The park is most often reached by a 10hr journey which includes driving along some rough, rutted dirt roads from the west coast town Morondava. This can be broken with an overnight stop at Kirindy Forest, which is 90 min - 2 hours drive north of Morondava. The road trip from Kirindy to the Tsiribihina River is followed by a 45 minute ferry crossing. A lunch stop can be made in Belo sur Tsiribihina, at the highly praised 'Mad Zebu', where the chef was trained in France. The 5 hour journey from Belo to Bekopaka - the access town to the park - involves poor dirt roads and a second, quick ferry crossing just before the settlement. Tourists travelling from Morondava to Bekopaka are accompanied by security personnel who drive in separate vehicles.

Wildlife in the national park includes the all-white Decken's sifaka and troops of Brown lemur. Birdlife abounds, including the recently described Tsingy wood-rail. Half the country's bat species roost in the extensive network of caves here.  Reptiles present include various species of snake, iguanids and 'Brookesia' chameleons.

Set aside at least three nights to make the most of your visit to this national park. Accessible from June to November*, the spectacular 'grand' tsingy are a highlight. They are located approximately 90 minutes drive from the hotel along a rough dirt track. The circuit through the Grand Tsingy (just over 3km) takes about 4 - 5 hours. It is not for the faint-hearted. (There are hanging bridges and rope ladders. Safety harnesses are provided). A second day can be used to visit the 'petite tsingy' (the circuit takes about 2 hours) and then the Manambolo River, along which there are impressive baobabs, some picturesque natural pools, 'Vazimba' burial caves, wooded gorges and rare wildlife. The Manambolo river excursion can be done on the same day as the 'petite tsingy' visit.
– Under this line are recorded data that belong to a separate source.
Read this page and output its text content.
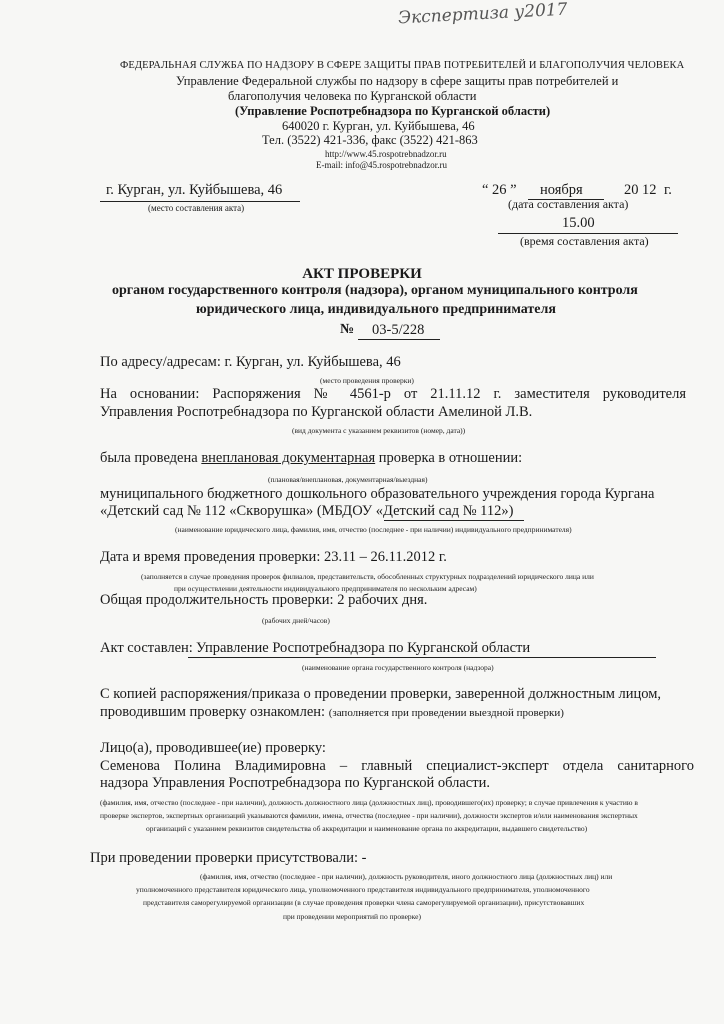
Экспертиза у2017
ФЕДЕРАЛЬНАЯ СЛУЖБА ПО НАДЗОРУ В СФЕРЕ ЗАЩИТЫ ПРАВ ПОТРЕБИТЕЛЕЙ И БЛАГОПОЛУЧИЯ ЧЕЛОВЕКА
Управление Федеральной службы по надзору в сфере защиты прав потребителей и
благополучия человека по Курганской области
(Управление Роспотребнадзора по Курганской области)
640020 г. Курган, ул. Куйбышева, 46
Тел. (3522) 421-336, факс (3522) 421-863
http://www.45.rospotrebnadzor.ru
E-mail: info@45.rospotrebnadzor.ru
г. Курган, ул. Куйбышева, 46
(место составления акта)
“ 26 ” ноября	20 12 г.
(дата составления акта)
15.00
(время составления акта)
АКТ ПРОВЕРКИ
органом государственного контроля (надзора), органом муниципального контроля
юридического лица, индивидуального предпринимателя
№ 03-5/228
По адресу/адресам: г. Курган, ул. Куйбышева, 46
(место проведения проверки)
На основании: Распоряжения № 4561-р от 21.11.12 г. заместителя руководителя
Управления Роспотребнадзора по Курганской области Амелиной Л.В.
(вид документа с указанием реквизитов (номер, дата))
была проведена внеплановая документарная проверка в отношении:
(плановая/внеплановая, документарная/выездная)
муниципального бюджетного дошкольного образовательного учреждения города Кургана
«Детский сад № 112 «Скворушка» (МБДОУ «Детский сад № 112»)
(наименование юридического лица, фамилия, имя, отчество (последнее - при наличии) индивидуального предпринимателя)
Дата и время проведения проверки: 23.11 – 26.11.2012 г.
(заполняется в случае проведения проверок филиалов, представительств, обособленных структурных подразделений юридического лица или
при осуществлении деятельности индивидуального предпринимателя по нескольким адресам)
Общая продолжительность проверки: 2 рабочих дня.
(рабочих дней/часов)
Акт составлен: Управление Роспотребнадзора по Курганской области
(наименование органа государственного контроля (надзора)
С копией распоряжения/приказа о проведении проверки, заверенной должностным лицом,
проводившим проверку ознакомлен: (заполняется при проведении выездной проверки)
Лицо(а), проводившее(ие) проверку:
Семенова Полина Владимировна – главный специалист-эксперт отдела санитарного
надзора Управления Роспотребнадзора по Курганской области.
(фамилия, имя, отчество (последнее - при наличии), должность должностного лица (должностных лиц), проводившего(их) проверку; в случае привлечения к участию в
проверке экспертов, экспертных организаций указываются фамилии, имена, отчества (последнее - при наличии), должности экспертов и/или наименования экспертных
организаций с указанием реквизитов свидетельства об аккредитации и наименование органа по аккредитации, выдавшего свидетельство)
При проведении проверки присутствовали: -
(фамилия, имя, отчество (последнее - при наличии), должность руководителя, иного должностного лица (должностных лиц) или
уполномоченного представителя юридического лица, уполномоченного представителя индивидуального предпринимателя, уполномоченного
представителя саморегулируемой организации (в случае проведения проверки члена саморегулируемой организации), присутствовавших
при проведении мероприятий по проверке)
Please note that a reasonable level of fitness is required for negotiating the terrain in this park. We recommend taking lightweight cycling gloves to protect hands from friable tsingy formations. For any visitors with degenerative conditions of neck or spine, we recommend taking an inflatable neck pillow to cushion the spine on the poor and rutted roads to Bemaraha. 

* As a result of climate change, the rains fell earlier than traditionally has been the case, during the austral spring of 2022, so planning ahead, we no longer recommend travelling to this park beyond mid October.